Nevertheless, the force has sometimes proved divisive. Last spring LSF units deputized to end ethnic fighting in the southeastern city of Kufra were accused of siding with one of the tribes involved in the conflict.

Deployments

Ben Hamid oversees LSF deployments across eastern Libya. Last year’s war left fighters with “every weapon that exists in Libya,” he says, from AK-47 assault rifles to tanks. Most envision military careers.

In theory, the LSF is meant to work outside cities and along borders, says Ben Hamid. But in practice, flare-ups can see the LSF called to work in cities alongside police, army, SSC, and various government-aligned militias.

When reports came in of trouble last week, Ben Hamid sent out carloads of his forces. Some went to a police station under attack by a mob, others to the compound of an LSF brigade where protesters had gathered in an apparent case of mistaken identity.

Several Libyan Army trucks were parked on the street outside the compound, the soldiers kitted out in tan camouflage and body armor.

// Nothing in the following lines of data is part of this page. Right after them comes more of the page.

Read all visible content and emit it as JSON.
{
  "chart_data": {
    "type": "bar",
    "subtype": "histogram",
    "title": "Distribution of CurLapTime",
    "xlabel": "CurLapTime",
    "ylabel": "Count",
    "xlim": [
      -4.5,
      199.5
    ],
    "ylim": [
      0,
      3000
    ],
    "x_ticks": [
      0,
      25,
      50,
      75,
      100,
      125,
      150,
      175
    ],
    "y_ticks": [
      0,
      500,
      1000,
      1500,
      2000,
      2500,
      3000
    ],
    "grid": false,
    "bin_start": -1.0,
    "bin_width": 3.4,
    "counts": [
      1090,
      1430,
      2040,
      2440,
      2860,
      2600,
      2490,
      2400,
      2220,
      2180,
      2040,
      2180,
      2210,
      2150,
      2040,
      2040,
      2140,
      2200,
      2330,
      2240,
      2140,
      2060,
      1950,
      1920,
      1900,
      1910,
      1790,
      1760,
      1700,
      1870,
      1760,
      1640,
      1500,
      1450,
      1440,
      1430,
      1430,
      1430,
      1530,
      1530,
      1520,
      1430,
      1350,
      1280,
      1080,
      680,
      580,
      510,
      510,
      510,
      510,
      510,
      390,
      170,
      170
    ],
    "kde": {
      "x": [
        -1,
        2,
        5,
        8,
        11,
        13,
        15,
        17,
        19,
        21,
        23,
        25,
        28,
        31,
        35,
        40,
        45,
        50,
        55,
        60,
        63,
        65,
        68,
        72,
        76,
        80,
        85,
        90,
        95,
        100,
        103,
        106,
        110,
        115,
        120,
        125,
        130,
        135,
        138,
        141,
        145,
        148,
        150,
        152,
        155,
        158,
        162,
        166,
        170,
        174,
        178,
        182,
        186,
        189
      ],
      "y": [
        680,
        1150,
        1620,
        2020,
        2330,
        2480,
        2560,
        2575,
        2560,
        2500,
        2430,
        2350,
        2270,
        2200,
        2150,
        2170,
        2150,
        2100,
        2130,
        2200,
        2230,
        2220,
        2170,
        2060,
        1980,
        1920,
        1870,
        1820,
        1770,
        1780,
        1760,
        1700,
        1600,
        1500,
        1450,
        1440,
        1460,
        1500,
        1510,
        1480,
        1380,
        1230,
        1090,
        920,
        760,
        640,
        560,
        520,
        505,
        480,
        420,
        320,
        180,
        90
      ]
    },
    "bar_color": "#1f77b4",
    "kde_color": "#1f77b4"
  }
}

Dozens of LSF fighters crowded the access road, some armed with Kalashnikovs. The protestors had already left, they said.

Standing to one side, Hussein Fetouri, an LSF liaison to the force’s brigades, described the protest and its denouement. “The protestors said ‘You must align with the government’, and we said, ‘We’re already with the government.’ Then ‘You’re Muslims, we’re Muslims,’ and that was the end of it.” 

That dispute was resolved with relative ease. But it’s unclear how long the calm will last. 

Militiamen from Misurata have reportedly massed for a possible attack on the town of Bani Walid to avenge Omran Shaban, a Misuratan fighter who died last month from injuries his family say occurred during weeks of captivity there. 

Yet gradually, some Libyans believe – or want to believe – that order is returning.

Last Saturday hundreds of Benghazi residents – albeit none from militias – queued up in the seaside Liberation Square, where the first anti-Qaddafi demonstrations erupted last year, to hand over their weapons to the army.

One was Adil, 34, a gas station worker who declined to give his surname. He served in a brigade during the war and hung onto his Kalashnikov afterward.

After giving it up, he went for a coffee at a kiosk by the square.

“When I let it go, I felt myself relax,” he said. “A gun is something for a soldier. Now I can be a civilian again.”